We’ll serve our application on Port 8080 and make it so that anyone with the URL can view it.
Once we create a Dev URL, we can see it listed on the environment overview page:
The Dev URLs section of the overview page is where we can go to copy the URL so that we can share it with someone else or edit our URL (i.e., changing its port value). We can also use the provided icon to launch a browser that serves up the app at any time:
With a live preview ready, we can edit our application. Remember that we cloned the repository earlier; we can edit our application using either VS Code (which is the default editor for Coder) or we can use Coder’s multi-editor feature to use one that we’d prefer or is more appropriate to the project we’re working on. In this case, we’ll be using IntelliJ.
We can preview our changes at any time with the Dev URL/live preview functionality:
We’ll be pushing our app to Cloud Foundry, an open-source, cloud-based application platform. With Cloud Foundry, we have a platform as a service that allows us to deploy our application in just minutes without managing the underlying server setup and infrastructure management.
Before we publish our application, we’ll need to build it:
$ ./gradlew clean assemble
Once your application builds successfully, you can push to Cloud Foundry:
$ cf login -a https://api.run.pivotal.io -u [email protected]
# you’ll be prompted for your password at this point
$ cf push
Note that we can use the
cf push command because what we need to push to Cloud Foundry was included in the image we used to create the environment. Once someone creates an image that includes Cloud Foundry, others can use the image and push their apps to Cloud Foundry without additional setup. By creating development environments from a centralized repository of images, Coder saves developers hours or even days of time that would normally be required to manually set up and configure their environments and it ensures consistency across the team.
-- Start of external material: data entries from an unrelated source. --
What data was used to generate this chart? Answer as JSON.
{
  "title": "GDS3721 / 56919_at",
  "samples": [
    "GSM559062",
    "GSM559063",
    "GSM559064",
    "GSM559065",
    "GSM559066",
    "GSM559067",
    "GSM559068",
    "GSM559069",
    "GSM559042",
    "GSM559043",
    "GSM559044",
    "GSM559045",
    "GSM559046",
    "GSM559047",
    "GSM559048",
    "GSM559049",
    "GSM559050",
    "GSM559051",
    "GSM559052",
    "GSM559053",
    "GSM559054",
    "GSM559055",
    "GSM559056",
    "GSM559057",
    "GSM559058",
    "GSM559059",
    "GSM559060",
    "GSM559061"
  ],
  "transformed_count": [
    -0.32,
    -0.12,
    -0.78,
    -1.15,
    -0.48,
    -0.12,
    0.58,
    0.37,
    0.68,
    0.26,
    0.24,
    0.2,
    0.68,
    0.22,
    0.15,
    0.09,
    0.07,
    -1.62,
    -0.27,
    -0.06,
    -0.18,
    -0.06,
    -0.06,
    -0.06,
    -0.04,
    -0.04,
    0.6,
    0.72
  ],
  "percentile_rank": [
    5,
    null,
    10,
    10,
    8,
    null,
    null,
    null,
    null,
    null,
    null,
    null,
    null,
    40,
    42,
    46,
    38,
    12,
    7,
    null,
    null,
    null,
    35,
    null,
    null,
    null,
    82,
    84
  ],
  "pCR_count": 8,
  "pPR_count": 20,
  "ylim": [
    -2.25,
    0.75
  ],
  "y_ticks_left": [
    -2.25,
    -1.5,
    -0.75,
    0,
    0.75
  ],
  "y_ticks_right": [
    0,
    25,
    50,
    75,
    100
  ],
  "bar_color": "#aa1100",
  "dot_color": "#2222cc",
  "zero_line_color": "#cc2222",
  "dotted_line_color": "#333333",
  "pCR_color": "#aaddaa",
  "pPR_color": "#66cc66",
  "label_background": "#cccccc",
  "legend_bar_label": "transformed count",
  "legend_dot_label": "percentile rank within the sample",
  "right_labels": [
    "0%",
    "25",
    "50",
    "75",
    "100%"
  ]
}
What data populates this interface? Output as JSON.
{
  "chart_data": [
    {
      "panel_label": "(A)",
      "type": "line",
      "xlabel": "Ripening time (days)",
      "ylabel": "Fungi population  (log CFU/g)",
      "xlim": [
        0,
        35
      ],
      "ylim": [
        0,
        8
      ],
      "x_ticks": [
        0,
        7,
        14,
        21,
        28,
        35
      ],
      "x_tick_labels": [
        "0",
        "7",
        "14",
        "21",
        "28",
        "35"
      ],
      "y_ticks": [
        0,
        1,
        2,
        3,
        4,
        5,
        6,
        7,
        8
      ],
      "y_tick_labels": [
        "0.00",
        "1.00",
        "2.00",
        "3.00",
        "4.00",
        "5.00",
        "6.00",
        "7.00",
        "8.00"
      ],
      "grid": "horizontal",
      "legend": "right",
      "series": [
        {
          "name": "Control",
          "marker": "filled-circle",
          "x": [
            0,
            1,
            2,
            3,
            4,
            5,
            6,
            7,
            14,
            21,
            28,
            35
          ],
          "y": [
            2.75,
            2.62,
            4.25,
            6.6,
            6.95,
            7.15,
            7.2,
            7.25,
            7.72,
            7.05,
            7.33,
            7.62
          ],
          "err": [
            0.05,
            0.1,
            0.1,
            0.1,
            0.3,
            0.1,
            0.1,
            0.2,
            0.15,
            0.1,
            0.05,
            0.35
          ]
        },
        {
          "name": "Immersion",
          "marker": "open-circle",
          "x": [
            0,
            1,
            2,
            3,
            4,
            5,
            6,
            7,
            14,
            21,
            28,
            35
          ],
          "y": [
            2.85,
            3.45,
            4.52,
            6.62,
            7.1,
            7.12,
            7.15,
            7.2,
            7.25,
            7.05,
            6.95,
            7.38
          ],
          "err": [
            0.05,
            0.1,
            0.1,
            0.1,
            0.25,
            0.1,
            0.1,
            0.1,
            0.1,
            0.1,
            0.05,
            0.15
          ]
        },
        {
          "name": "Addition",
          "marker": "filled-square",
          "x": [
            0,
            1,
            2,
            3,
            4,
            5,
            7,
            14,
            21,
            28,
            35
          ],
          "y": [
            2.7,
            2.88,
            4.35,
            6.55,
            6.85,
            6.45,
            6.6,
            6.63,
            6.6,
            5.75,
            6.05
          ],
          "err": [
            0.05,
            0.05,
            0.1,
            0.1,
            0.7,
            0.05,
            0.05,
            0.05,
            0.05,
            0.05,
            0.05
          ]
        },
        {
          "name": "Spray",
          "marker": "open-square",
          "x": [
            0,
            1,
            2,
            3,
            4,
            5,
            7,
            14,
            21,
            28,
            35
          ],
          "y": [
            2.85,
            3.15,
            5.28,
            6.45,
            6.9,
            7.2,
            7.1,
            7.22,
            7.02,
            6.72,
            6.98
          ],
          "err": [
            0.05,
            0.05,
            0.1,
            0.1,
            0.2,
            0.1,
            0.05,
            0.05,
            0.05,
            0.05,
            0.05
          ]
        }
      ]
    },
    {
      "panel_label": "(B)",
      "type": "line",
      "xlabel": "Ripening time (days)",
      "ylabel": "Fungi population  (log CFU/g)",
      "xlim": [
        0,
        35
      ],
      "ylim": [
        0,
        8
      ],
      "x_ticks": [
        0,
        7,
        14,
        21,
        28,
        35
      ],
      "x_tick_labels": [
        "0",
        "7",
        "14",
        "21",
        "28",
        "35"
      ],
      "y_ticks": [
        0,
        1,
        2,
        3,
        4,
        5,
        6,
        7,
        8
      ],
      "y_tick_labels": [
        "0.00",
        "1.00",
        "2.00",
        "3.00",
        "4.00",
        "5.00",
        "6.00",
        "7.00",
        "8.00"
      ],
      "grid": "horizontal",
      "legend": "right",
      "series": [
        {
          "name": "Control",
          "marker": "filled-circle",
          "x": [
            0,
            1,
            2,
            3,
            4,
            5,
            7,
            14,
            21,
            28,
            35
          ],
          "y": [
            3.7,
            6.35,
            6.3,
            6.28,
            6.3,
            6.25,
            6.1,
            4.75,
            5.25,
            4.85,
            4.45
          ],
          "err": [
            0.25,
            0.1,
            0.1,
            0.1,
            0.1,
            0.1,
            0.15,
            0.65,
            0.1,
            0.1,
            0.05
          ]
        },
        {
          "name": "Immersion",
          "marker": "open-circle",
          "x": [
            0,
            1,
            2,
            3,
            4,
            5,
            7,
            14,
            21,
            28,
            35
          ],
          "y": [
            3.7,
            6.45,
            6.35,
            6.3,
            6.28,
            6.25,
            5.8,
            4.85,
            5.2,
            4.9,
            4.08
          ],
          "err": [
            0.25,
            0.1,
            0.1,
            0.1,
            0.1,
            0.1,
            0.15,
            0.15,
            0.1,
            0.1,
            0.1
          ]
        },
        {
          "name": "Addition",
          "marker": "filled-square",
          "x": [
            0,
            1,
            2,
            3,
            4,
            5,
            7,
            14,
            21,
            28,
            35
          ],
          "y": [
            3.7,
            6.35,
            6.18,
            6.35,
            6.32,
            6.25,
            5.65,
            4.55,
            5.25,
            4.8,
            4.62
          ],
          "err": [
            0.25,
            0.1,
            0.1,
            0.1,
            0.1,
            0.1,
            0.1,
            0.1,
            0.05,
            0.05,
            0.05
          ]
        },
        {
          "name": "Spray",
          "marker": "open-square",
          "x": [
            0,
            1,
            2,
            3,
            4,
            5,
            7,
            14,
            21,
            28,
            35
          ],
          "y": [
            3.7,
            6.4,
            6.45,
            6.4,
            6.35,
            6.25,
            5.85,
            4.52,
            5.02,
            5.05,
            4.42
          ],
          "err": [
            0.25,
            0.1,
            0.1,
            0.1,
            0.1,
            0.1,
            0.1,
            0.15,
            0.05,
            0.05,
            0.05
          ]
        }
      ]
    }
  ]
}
If all goes well, you’ll see output similar to the following after pushing your app to Cloud Foundry:
routes: spring-music-forgiving-puku-wn.cfapps.io last uploaded: Mon 03 Aug 17:30:30 UTC 2020 stack: cflinuxfs3 buildpacks: java type: web instances: 1/1 memory usage: 1024M start command: JAVA_OPTS="-agentpath:$PWD/.java buildpack/open_jdk_jre/bin/jvmkill-1.16.0 ... state since cpu memory disk details #0 running 2020-08-03T17:31:25Z 0.0% 215.2M of 1G 163M of 1G
Notice the routes information in the Cloud Foundry output; you can use this to access your newly published application:
We have taken our Spring Music application and very quickly moved it through the pipeline from development to production, all without having to worry about infrastructure.
Coder transforms your development environment from individually owned workstations to the cloud, allowing you to focus on writing code, not on setting up development environments. Cloud Foundry simplifies the act of deploying your app by removing the need for you to handle infrastructure-related tasks. Together, the two platforms can enable rapid, seamless application development and deployment, maximizing your engineers' velocity.
Note: Coder will add support for Spring Tool Suite 4 beginning with v1.10 (release date 2020-08-20).